Os meus filhos aprenderam isso desde a infância, na linguagem que cada fase permitia, mas quando todos chegaram à adolescência quiseram namorar e tiveram suas paixões juvenis, mas foram orientados por esses e outros princípios eternos e pela nossa posição radical de não permitir que tivessem relacionamentos que não visassem o casamento e de não admitirmos os “test drives” com vários jovens, perdendo a pureza do corpo santo e o matrimônio honrado.
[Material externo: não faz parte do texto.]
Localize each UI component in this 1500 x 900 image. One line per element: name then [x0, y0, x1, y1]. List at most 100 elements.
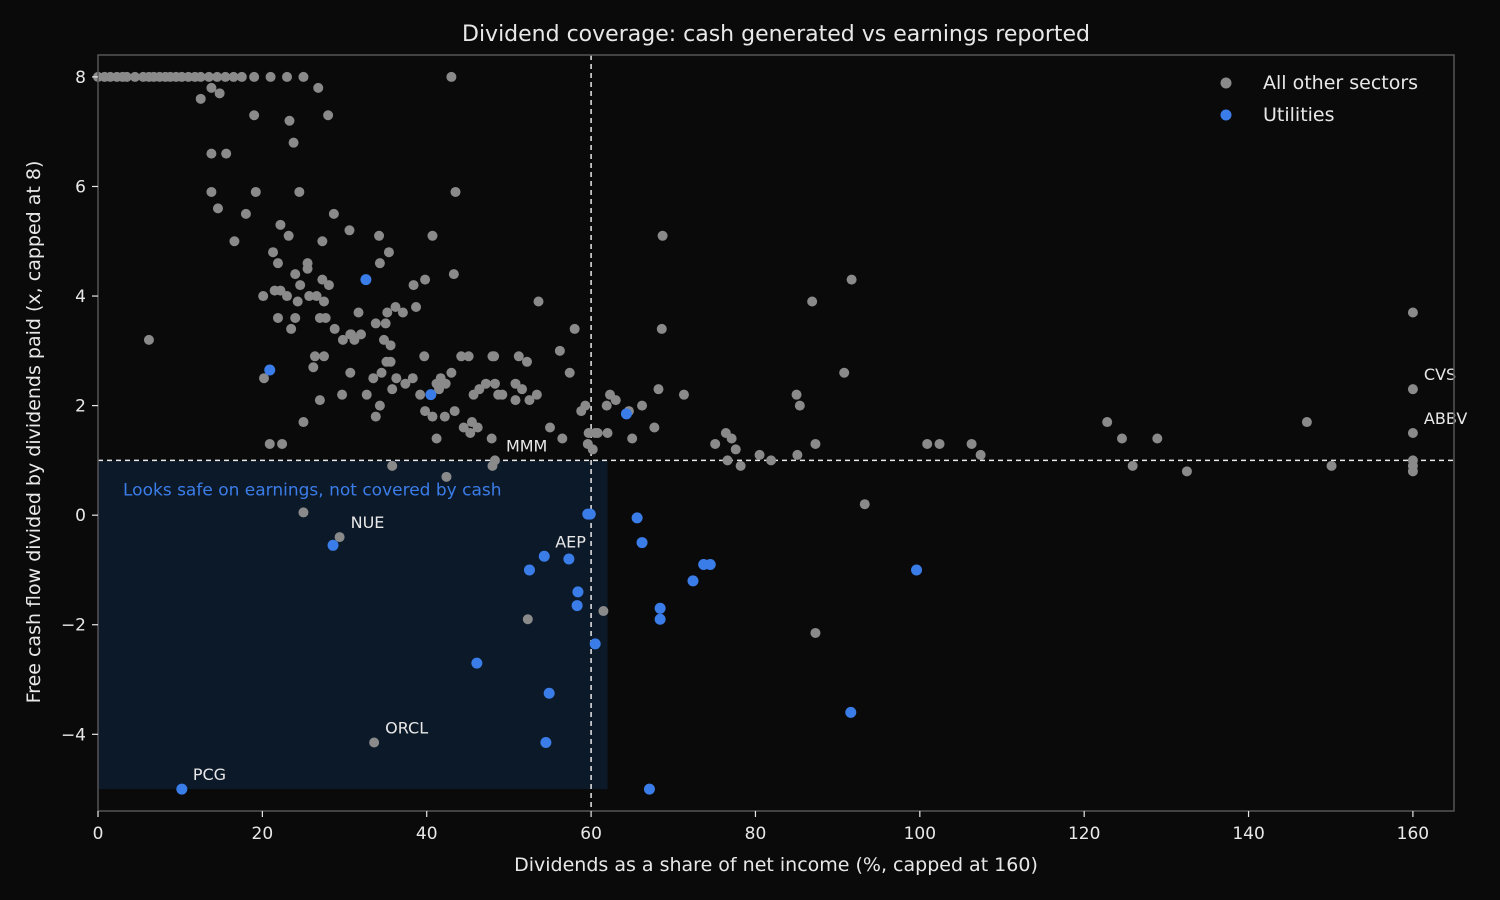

Por isso, não permitimos relacionamentos longos, a não ser orando e pedindo confirmação de Deus para o(a) candidato(a) a marido ou esposa. Como nasceram em cinco anos (dois homens e duas mulheres), também em quatro anos todos se casaram, três com dezenove anos e um com vinte e um. Aqueles que, depois de orarem e terem certeza de que era um relacionamento de Deus, com aprovação e a bênção dos pais e pastores, mesmo assim se excederam em toques, carinhos e intimidades, antes ou depois do casamento, vieram e confessaram, pois sabiam que isso teria consequências aqui nos seus dias, suas gerações e na eternidade. Hoje todos têm seus casamentos firmes, mesmo diante das muitas tempestades, todos servem ao Senhor e podem transmitir isso a seus filhos, preparando-os para o casamento do Cordeiro (1 Tessalonicenses 4 e Apocalipse 19.1-10).